SACE criticized the decarbonization timeline as too sluggish. It has said TVA’s plans for new fossil fuel plants makes meeting its 2050 decarbonization target improbable.

“While a step in the right direction, being coal-free is not equivalent to being carbon-free,” the group wrote in a May press release. “Without announcing formal resource plans that greatly increase utilization of clean energy like solar, energy efficiency, and battery storage that can be analyzed through an integrated resource planning [IRP] process, there is no guarantee TVA will reach net-zero emissions even by 2050.”

TVA CEO Jeff Lyash has said decarbonization will require license extensions at its three nuclear plants, adding small modular reactors, and making considerable investments in energy storage and carbon capture and sequestration. The agency has said it won’t extend the life of any of its coal units but only has one planned retirement: the 865-MW Bull Run Fossil Plant, which dates back to the ‘60s, by December 2023. Lyash has indicated TVA will retire its five remaining coal-fired plants by 2035. (See TVA May Retire All Coal by 2035.)

Most of TVA’s coal units began operations between 1951 and 1973. A decade ago, the federal corporation operated 11 coal plants.
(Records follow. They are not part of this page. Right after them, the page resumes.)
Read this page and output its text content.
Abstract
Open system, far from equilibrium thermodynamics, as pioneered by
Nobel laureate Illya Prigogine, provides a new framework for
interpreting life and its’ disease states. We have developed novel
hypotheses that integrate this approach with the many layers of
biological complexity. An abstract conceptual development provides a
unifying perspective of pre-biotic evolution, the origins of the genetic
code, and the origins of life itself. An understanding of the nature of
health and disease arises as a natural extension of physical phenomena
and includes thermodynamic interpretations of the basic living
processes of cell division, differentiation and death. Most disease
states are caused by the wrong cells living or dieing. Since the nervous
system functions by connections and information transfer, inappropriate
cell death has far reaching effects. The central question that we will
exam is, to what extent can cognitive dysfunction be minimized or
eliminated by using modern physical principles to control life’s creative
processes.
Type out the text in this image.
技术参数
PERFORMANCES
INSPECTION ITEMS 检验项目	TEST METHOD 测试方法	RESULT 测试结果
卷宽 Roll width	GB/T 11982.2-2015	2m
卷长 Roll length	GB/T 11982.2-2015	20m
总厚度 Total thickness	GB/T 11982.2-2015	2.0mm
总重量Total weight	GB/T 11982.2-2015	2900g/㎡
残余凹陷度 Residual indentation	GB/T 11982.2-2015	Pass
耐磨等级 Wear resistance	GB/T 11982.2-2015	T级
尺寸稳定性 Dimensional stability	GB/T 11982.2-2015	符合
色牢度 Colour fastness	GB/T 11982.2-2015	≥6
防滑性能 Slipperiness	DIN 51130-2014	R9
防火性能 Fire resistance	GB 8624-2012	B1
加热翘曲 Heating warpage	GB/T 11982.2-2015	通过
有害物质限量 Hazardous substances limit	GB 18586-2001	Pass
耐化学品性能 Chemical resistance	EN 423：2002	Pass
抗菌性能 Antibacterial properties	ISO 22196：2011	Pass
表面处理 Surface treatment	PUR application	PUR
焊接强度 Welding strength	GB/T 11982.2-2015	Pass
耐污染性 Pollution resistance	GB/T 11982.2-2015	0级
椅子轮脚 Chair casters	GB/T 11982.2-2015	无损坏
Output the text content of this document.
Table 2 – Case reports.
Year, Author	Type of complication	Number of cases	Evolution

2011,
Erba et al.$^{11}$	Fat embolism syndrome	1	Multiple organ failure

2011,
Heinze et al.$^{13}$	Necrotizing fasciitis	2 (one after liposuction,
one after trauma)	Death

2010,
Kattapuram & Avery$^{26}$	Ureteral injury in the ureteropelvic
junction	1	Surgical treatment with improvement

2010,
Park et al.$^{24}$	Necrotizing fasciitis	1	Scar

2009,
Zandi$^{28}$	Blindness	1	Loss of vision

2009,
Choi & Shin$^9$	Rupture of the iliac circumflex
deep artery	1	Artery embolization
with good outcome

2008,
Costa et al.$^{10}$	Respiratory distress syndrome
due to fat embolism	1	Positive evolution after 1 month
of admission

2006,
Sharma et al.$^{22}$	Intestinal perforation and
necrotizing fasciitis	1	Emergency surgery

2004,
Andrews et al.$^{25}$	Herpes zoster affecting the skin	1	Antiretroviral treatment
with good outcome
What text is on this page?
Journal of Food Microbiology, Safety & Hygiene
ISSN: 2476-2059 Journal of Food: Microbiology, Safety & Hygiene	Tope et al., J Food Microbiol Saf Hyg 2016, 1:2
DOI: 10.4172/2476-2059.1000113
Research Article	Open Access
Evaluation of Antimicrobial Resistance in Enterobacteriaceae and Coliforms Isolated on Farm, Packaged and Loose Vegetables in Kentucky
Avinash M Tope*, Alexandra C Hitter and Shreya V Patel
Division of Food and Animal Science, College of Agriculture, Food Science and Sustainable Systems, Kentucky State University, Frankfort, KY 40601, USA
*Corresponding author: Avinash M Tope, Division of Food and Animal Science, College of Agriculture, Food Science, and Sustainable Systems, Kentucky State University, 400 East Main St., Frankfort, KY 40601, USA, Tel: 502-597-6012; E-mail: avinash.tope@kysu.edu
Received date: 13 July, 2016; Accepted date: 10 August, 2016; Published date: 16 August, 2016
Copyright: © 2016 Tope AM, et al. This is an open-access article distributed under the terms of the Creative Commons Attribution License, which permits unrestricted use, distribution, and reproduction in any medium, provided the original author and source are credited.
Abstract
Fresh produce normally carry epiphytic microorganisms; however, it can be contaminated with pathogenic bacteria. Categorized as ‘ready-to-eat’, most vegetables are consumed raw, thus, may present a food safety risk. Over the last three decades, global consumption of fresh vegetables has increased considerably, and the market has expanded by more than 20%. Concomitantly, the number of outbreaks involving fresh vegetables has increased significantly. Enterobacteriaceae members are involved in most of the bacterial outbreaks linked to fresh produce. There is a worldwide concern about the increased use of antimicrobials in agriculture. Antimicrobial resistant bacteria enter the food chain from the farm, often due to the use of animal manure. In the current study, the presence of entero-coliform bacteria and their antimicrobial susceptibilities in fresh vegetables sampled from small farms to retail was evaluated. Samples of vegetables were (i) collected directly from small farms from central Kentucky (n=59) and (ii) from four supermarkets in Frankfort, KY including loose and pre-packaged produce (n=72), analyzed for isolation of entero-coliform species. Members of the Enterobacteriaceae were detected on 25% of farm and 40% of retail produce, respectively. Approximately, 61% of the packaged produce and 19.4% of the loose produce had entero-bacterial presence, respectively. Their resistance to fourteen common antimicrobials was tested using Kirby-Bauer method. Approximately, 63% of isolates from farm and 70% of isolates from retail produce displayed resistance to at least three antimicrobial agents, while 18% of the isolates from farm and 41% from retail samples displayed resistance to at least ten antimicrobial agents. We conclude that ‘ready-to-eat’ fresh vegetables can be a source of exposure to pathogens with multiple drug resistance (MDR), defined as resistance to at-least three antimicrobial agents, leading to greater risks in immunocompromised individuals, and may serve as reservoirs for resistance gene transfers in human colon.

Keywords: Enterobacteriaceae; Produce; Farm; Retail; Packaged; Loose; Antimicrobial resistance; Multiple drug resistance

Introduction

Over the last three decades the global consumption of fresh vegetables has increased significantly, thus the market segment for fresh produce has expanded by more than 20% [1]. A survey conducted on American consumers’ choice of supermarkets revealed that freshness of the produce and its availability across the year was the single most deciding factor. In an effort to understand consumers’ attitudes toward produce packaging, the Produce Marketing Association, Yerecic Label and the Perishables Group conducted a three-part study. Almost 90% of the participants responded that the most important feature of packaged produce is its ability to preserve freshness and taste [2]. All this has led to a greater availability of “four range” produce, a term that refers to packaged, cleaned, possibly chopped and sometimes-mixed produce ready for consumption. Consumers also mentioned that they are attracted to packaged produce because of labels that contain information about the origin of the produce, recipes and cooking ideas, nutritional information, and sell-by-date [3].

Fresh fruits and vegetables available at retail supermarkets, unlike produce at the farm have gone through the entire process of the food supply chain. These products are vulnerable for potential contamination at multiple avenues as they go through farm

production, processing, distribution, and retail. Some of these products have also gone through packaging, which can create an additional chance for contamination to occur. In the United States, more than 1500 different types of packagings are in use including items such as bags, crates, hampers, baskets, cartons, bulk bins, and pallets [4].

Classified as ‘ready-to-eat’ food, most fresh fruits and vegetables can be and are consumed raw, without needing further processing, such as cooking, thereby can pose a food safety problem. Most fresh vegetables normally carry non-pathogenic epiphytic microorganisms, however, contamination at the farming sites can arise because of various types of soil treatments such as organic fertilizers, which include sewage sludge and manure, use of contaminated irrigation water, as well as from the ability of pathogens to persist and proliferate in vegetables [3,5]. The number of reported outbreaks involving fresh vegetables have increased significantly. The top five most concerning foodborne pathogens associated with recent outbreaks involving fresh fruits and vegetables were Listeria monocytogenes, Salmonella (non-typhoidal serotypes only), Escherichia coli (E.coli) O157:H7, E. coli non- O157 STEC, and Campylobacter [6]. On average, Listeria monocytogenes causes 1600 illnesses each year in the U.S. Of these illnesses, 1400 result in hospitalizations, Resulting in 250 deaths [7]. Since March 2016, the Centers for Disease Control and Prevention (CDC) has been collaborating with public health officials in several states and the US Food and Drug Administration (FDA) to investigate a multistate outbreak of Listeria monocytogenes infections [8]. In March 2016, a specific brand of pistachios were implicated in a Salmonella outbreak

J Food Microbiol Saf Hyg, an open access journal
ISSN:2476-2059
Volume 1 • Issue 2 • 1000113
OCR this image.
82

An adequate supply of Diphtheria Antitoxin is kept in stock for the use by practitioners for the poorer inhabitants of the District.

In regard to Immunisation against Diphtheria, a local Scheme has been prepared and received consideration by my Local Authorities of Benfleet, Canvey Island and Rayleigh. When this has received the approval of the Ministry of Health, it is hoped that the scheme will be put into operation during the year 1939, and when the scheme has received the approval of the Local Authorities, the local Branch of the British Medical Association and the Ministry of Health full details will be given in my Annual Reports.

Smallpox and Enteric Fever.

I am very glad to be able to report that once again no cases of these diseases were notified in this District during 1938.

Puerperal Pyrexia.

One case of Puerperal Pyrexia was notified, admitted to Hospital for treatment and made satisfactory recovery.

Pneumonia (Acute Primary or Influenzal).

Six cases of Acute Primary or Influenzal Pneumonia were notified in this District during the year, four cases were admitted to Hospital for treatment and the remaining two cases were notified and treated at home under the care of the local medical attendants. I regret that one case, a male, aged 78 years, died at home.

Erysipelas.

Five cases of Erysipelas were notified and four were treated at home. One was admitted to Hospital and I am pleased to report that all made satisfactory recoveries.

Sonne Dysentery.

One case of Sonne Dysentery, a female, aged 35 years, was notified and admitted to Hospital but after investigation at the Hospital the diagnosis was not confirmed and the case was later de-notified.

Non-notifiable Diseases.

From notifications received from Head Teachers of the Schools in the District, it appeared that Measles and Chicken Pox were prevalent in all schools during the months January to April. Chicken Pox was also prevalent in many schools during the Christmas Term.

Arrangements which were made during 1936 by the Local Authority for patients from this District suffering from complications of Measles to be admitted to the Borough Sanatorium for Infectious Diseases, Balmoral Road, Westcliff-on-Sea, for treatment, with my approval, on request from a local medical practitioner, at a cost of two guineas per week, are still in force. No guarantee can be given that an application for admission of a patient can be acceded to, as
TVA is moving ahead with plans to build and energize by 2023 1,500 MW of natural gas capacity. It could add up to 17 GW in natural gas generation additions over the next 20 years, according to its latest IRP.

Shober said TVA’s plans to build up to three large gas plants to replace its retiring coal generation could saddle it with significant stranded costs.

“Planning to build gas plants after 2025, in 2028, 2030, is just not in line with what the Biden administration has planned,” she said.

The TVA board could look very different soon. President Biden in April nominated Beth Geer, chief of staff for former Vice President Al Gore; Robert Klein, vice president with the International Brotherhood of Electrical Workers; Kimberly Lewis, first minority owner of North Alabama’s only locally owned broadcast television station; and Michelle Moore, who led President Obama’s sustainability team, to the TVA board, a move that stands to make the federal corporation more climate conscious.

“It is the reality that TVA is living in a Biden administration with a Trump board,” Shober said. “The big question is how long it takes them to come to that realization [that 2050 is too late for decarbonization]. Because every day, week and month is time we’re losing if we want to limit warming.”

Escalating Peaks

COO Don Moul told the board that TVA has contended with 30 GW summer peaks, its highest since 2012, during July and August. He credited the organization’s coal, nuclear, gas, and pumped storage fleets for reliably managing the record demand.

“TVA’s fleet is one of the most diverse in the nation,” Lyash said. “That diversity enables us to deploy the most cost-effective resources.”

Lyash also touted Watts Bar Nuclear Plant’s Unit 2 as the “first new nuclear generation of the 21st century.” He said nuclear, storage and solar generation additions will help TVA meet its decarbonization goal. The green investment initiative includes about 2,000 MW of solar power currently, with a plan to have 10 GW of solar capacity by 2035.

“We’re proud of these reductions, but we’re not satisfied,” Lyash told directors. “We have much to do.”

TVA’s board meeting featured a prerecorded message from Knoxville Mayor Indya Kincannon, who thanked TVA for its decarbonization efforts and solar development. She said Knoxville’s emissions goals wouldn’t be possible without TVA’s dedication to clean energy.

But Lyash said most importantly, TVA supplies cost-effective power.

“It doesn’t matter how reliable, resilient or clean you are if no one can afford it,” he said. He added that TVA’s wholesale rates are projected to remain flat over the next decade.

Shober said the clean or inexpensive energy choice is false dichotomy.

“We’ve heard this for years. It stopped being a relevant talking point years ago,” she said. “TVA needs to update their talking points.”

Clean energy is more cost effective, and gas prices are on the upswing, Shober said. She said increasing gas prices are especially concerning for TVA, which passes fuel costs directly to its customers.